Sabendo-se quem, e onde, resta
saber como.
Como vai funcionar o governo, ninguém sabe. Lula pode ter
uma vaga idéia, certamente um
desejo. A vontade (ou a falta de
vontade) de um presidente influenciam o funcionamento de
um ministério, são o principal
fator, mas não são o único.
Hoje é muito fácil dizer: os
doutores Palocci, Meirelles e
Guido Mantega formarão uma
equipe harmônica, com o presidente arbitrando eventuais conflitos. No mundo dos fatos reais,
os conflitos acabaram levando
um presidente como FFHH a
dispensar o ministro do Desenvolvimento, Clóvis Carvalho,
porque o professor Pedro Malan
viu numa frase truculenta de
seu colega um chamado para a
briga.

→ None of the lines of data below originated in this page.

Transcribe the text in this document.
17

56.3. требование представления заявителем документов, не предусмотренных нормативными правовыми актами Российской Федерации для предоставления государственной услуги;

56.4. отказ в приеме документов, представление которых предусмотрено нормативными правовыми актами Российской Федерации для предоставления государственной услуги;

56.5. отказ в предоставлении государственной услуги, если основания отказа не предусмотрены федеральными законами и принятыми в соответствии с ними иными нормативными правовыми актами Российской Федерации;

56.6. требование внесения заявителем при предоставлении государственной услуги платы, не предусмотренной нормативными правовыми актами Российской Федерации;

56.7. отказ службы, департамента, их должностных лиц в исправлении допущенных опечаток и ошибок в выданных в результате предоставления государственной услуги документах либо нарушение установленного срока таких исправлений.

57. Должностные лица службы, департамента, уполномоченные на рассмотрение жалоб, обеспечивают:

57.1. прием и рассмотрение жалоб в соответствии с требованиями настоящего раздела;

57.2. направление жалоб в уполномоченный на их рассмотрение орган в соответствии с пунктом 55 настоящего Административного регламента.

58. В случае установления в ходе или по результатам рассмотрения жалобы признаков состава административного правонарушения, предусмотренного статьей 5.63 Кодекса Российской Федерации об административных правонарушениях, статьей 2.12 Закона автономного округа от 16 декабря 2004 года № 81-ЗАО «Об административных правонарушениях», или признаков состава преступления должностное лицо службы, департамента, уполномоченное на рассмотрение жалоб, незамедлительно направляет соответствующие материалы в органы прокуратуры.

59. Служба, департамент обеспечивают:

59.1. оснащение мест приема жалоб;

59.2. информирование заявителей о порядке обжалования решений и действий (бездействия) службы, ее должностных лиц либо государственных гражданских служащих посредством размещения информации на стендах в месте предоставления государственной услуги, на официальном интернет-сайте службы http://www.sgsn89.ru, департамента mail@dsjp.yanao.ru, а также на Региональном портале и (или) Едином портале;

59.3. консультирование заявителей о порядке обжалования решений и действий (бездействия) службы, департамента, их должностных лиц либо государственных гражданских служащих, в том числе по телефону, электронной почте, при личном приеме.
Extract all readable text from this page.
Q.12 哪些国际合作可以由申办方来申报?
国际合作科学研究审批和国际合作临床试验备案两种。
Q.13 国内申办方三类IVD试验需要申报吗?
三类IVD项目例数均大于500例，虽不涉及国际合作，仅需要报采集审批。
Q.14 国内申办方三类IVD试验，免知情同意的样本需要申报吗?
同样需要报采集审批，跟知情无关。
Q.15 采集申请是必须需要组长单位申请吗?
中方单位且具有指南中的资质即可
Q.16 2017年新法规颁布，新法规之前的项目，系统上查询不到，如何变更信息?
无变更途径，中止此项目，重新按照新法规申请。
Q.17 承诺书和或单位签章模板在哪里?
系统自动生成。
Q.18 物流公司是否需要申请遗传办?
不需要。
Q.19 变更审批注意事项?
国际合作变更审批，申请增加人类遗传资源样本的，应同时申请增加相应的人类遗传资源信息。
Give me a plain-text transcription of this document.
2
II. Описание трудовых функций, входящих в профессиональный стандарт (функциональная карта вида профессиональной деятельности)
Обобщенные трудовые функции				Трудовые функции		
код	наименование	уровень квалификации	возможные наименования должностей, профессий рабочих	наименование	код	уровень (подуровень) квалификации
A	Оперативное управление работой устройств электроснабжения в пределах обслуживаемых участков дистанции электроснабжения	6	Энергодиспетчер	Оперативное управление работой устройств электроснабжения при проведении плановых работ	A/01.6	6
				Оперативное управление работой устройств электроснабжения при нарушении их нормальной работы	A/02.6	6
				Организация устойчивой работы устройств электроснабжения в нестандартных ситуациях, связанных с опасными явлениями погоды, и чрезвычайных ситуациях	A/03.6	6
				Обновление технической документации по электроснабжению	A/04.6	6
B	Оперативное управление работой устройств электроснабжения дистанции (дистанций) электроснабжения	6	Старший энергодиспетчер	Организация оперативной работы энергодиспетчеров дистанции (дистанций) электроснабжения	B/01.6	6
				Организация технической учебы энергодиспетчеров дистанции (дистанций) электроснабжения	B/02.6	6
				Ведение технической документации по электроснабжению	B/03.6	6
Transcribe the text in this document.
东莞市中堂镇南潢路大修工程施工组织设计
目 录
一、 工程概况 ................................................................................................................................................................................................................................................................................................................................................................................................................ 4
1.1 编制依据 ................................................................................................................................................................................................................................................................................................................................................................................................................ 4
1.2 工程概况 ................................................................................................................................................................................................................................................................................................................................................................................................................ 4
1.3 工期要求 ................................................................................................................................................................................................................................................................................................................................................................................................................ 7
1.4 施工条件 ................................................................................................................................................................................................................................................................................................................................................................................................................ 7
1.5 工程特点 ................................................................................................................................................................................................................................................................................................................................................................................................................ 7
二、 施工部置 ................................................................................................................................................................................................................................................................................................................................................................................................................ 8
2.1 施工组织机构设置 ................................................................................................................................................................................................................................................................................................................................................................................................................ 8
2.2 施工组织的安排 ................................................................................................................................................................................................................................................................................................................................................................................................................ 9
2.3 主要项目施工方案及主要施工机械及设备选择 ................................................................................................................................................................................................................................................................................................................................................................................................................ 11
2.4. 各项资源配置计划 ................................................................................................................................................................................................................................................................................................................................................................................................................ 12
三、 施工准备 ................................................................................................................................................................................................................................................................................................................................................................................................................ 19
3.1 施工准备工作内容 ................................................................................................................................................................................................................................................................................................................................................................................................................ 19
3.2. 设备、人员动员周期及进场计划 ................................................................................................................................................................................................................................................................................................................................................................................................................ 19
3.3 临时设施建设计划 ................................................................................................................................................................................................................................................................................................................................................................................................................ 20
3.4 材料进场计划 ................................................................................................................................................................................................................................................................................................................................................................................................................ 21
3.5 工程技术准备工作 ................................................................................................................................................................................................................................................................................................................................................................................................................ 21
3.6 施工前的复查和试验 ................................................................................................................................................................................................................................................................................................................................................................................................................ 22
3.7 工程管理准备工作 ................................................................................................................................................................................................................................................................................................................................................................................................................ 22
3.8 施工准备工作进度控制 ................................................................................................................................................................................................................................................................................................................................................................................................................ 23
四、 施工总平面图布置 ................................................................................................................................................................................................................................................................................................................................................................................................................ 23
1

Foi -e saiu do Planalto
com a cabeça de Carvalho num
puçá. Isso aconteceu em 1999.
Em 1995, quem dissesse que o tímido Malan (ficaria só seis meses na Fazenda) trituraria Carvalho seria dado por doido.
Também é fácil dizer que o petebista Mares Guia vai cuidar
do turismo, não havendo motivo para que se meta com pedidos na área de Saúde ou das Comunicações. Em geral as relações do ministro do Desenvolvimento com o presidente do
BNDES são tensas. Caberá ao
doutor Luiz Fernando Furlan
mostrar que, uma vez empossado, saberá mantê-las dentro das
normas da boa educação, atributo do patrimônio biográfico
do professor Carlos Lessa.
Quem já conversou com o embaixador Celso Amorim e com o
professor Marco Aurélio Garcia
teve a sensação de ter conhecido
dois grandes sujeitos. Isso não
elimina o fato de que dois corpos não podem ocupar o mesmo
lugar no espaço. Por maiores
que sejam as ambições de Lula,
o Brasil não tem política externa para dois chanceleres. Desde
1979, quando o embaixador
Azeredo da Silveira deixou
aquela sala onde o mapa do
mundo fica de cabeça para baixo, não tem nem para um em
horário integral e dedicação exclusiva.
Lula terá que administrar
uma galeria de vaidades (inclusive a sua), projetos e até mesmo
traições. É dura a vida de presidente. O marechal Costa e Silva
pensaria que estava delirando
se achasse que o seu ministro da
Fazenda (a quem convidou por
carta) prevaleceria sobre o estelar Hélio Beltrão, do Planejamento. Delfim Netto tornou-se
um paradigma de poder. O general Ernesto Geisel sempre soube que a maior influência sobre
o seu governo veio do pacato
João Paulo dos Reis Velloso.
Pouco lhe custava deixar circular a idéia de que mandava a figura telúrica de Mário Henrique Simonsen. José Sarney levou
tempo para descobrir que se
amparava melhor em João Sayad (Planejamento) do que no
aventuroso Dilson Funaro (Fazenda). Collor achou que mandava tanto a ponto de poder colocar Zélia Cardoso de Mello na
Economia.
Em geral os presidente brasileiros chegam ao seu ponto de
excelência como governantes no
último trimestre de seus mandatos. FFHH está aí para provar
essa teoria. Lula e todos os seus
sucessores gostarão de achar
que com eles a história será outra. Se pelo menos um presidente que chega olhasse para o ministério com o ceticismo do que
sai, o Brasil iria melhor. Depois
do quem e do onde, o presidente
cuidaria do essencial, que é o como. Esse problema, ao contrário
do que se supõe, é dele. Não se
resolve com discursos patrióticos, mas com a rotineira e vigilante atividade do gerente da
quitanda. Na simplicidade da
venda de beringelas.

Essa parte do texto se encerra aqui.